(Bloomberg) — Doctors should resist the urge to screen a wider group of patients for hepatitis C, a group of physicians said today in the British Medical Journal, despite the introduction of new drugs that can cure the liver disease.
Expanded screening would flag the disease in people who are unlikely to die from it, leading to unnecessary treatment that may itself be harmful, said the group, including Kenneth Lin, an associate professor at Georgetown University School of Medicine.
In 2012, the U.S. Centers for Disease Control and Prevention recommended testing for the virus for everyone born between 1945 and 1965 — the Baby Boomer generation — along with people who used intravenous drugs or got blood transfusions before 1992. Since then, the Food and Drug Administration has approved treatments from Gilead Sciences Inc. (Nasdaq:GILD) and AbbVie Inc. (NYSE:ABBV) that eliminate traces of the virus.

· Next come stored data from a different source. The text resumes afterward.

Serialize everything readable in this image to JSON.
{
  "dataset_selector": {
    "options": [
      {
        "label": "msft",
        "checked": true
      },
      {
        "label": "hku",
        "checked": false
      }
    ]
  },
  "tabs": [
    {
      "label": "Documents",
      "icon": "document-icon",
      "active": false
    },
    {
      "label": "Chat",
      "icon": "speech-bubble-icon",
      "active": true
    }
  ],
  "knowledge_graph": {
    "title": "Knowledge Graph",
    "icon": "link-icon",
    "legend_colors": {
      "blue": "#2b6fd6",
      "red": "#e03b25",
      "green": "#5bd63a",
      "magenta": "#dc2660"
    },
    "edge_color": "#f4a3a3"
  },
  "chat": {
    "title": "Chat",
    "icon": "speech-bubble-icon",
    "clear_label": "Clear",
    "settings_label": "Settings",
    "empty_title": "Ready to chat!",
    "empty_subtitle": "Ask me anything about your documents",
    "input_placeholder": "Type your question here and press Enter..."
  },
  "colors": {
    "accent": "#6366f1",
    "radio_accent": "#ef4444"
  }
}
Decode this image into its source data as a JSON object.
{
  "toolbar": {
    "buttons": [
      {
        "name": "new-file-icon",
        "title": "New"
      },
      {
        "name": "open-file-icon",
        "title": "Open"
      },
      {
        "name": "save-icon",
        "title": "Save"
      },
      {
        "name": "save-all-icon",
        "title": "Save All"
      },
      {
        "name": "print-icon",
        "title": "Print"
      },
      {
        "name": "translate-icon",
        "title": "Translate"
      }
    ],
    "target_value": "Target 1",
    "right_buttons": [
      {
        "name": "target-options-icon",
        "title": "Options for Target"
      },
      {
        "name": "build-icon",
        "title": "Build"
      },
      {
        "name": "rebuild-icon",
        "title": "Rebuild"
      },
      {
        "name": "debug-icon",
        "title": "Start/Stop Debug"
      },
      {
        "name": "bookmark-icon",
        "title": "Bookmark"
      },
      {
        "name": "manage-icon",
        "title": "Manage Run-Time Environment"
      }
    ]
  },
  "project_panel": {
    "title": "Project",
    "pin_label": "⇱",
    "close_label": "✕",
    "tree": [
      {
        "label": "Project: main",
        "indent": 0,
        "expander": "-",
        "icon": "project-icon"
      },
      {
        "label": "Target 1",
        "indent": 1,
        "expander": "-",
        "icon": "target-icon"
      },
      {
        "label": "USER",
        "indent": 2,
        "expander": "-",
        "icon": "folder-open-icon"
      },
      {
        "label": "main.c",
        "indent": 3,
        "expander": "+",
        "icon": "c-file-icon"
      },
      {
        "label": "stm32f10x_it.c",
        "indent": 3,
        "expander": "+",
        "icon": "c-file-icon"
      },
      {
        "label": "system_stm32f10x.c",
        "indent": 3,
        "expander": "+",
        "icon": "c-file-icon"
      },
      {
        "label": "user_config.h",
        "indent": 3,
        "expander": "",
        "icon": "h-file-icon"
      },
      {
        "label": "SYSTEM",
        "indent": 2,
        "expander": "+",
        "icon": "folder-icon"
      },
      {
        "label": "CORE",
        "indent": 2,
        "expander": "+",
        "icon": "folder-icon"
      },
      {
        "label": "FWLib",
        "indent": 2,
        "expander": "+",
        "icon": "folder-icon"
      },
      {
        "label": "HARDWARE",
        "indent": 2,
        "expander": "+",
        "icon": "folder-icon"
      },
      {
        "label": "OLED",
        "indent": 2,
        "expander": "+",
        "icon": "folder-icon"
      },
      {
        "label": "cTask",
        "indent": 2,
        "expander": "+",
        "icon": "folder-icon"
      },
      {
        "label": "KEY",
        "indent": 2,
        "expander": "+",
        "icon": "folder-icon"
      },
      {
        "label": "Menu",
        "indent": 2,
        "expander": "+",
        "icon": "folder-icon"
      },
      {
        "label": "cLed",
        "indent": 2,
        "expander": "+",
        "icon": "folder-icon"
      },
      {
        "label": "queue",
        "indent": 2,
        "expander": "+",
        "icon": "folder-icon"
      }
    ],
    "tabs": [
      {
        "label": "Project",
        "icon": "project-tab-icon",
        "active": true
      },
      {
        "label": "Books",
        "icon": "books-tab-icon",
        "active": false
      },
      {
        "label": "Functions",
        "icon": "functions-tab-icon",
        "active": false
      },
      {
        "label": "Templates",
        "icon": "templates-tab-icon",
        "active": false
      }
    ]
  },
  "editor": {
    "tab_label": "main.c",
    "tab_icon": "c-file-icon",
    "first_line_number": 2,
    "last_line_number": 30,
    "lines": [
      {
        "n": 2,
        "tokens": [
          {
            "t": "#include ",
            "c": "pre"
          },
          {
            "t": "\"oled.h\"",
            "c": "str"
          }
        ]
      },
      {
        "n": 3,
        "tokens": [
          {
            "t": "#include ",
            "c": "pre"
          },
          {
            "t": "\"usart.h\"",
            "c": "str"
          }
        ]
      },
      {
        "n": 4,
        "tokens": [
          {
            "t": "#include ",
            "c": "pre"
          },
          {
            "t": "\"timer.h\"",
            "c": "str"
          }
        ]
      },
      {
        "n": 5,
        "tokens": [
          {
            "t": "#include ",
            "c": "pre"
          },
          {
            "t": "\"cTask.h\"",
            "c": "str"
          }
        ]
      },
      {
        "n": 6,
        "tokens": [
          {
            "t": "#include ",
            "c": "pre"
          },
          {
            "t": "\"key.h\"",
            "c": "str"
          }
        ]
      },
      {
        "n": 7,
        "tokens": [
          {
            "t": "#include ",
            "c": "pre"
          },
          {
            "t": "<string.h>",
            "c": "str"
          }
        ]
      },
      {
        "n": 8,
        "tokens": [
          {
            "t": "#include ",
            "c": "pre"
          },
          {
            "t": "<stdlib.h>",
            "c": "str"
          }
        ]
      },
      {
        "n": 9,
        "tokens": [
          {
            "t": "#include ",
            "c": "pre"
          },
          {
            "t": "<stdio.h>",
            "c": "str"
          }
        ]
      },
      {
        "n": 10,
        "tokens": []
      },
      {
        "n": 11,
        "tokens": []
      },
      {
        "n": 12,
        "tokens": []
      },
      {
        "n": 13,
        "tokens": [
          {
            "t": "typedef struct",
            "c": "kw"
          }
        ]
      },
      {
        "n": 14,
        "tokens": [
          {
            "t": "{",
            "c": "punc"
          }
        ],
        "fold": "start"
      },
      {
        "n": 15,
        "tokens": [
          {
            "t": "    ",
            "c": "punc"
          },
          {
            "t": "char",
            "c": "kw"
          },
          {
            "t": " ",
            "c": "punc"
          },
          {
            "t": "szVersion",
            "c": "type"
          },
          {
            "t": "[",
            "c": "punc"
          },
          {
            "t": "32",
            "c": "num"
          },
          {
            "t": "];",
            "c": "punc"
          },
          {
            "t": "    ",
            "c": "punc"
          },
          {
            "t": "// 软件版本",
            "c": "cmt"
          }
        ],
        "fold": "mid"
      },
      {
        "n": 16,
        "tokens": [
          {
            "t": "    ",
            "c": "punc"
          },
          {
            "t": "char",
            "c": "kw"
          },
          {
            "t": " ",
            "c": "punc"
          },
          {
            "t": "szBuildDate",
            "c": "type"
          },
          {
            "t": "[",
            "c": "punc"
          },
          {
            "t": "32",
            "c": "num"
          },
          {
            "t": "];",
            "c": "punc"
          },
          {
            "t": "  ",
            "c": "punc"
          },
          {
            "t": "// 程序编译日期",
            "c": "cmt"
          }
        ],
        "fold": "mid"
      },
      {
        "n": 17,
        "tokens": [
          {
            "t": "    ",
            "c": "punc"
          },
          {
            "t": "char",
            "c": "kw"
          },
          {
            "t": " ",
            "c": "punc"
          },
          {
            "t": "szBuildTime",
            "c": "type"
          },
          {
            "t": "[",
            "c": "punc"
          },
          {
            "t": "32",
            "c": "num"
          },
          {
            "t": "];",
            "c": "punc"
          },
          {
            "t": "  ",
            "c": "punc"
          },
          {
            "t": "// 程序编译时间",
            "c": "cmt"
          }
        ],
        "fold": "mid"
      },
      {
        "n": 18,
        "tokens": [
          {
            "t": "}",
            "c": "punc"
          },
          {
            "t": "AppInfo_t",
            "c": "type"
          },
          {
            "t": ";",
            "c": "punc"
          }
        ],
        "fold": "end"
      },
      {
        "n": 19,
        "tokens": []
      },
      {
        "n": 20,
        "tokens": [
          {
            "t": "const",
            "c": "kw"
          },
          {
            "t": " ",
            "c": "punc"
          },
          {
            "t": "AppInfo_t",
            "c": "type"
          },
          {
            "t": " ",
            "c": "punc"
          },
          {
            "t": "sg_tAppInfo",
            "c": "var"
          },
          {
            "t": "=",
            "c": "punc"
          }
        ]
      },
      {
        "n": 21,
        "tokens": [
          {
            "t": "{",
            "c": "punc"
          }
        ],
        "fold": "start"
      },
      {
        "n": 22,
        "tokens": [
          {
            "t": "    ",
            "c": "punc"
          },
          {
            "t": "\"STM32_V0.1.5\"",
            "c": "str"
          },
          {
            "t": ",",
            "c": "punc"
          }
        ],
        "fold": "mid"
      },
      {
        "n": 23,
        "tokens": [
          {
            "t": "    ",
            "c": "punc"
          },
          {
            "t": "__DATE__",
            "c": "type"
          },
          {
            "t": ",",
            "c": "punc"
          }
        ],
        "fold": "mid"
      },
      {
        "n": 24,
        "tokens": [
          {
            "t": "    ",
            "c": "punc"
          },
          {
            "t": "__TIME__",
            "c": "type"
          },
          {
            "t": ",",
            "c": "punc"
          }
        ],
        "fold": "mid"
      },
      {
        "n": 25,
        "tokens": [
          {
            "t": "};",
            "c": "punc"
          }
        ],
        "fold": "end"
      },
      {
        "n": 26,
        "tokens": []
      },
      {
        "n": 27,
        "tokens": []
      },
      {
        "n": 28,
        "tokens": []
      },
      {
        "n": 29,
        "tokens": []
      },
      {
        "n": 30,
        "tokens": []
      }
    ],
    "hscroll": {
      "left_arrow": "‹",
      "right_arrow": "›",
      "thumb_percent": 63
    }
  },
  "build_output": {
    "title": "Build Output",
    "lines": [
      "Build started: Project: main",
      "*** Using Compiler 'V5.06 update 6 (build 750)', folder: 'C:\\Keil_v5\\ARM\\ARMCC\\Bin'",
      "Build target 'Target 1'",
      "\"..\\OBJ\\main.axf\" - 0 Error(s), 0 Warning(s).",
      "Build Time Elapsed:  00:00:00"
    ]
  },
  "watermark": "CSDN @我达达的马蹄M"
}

“If you look at the way the treatments are being promoted, they’re saying practically everyone who has hepatitis C ought to have the treatment,” Lin said in an interview today. “That’s a step too far right now.”
Gilead and AbbVie are counting on more patients to use their hepatitis C drugs, which cost as much as $1,000 a day, to expand revenue.
Most people infected with hepatitis C don’t die from the disease as only about 20 percent come down with fatal symptoms, the doctors said in their analysis. More testing will lead people with the virus, which can cause fatal liver cancer and cirrhosis, to pursue treatment whether or not they feel unwell or show signs of liver disease, they said.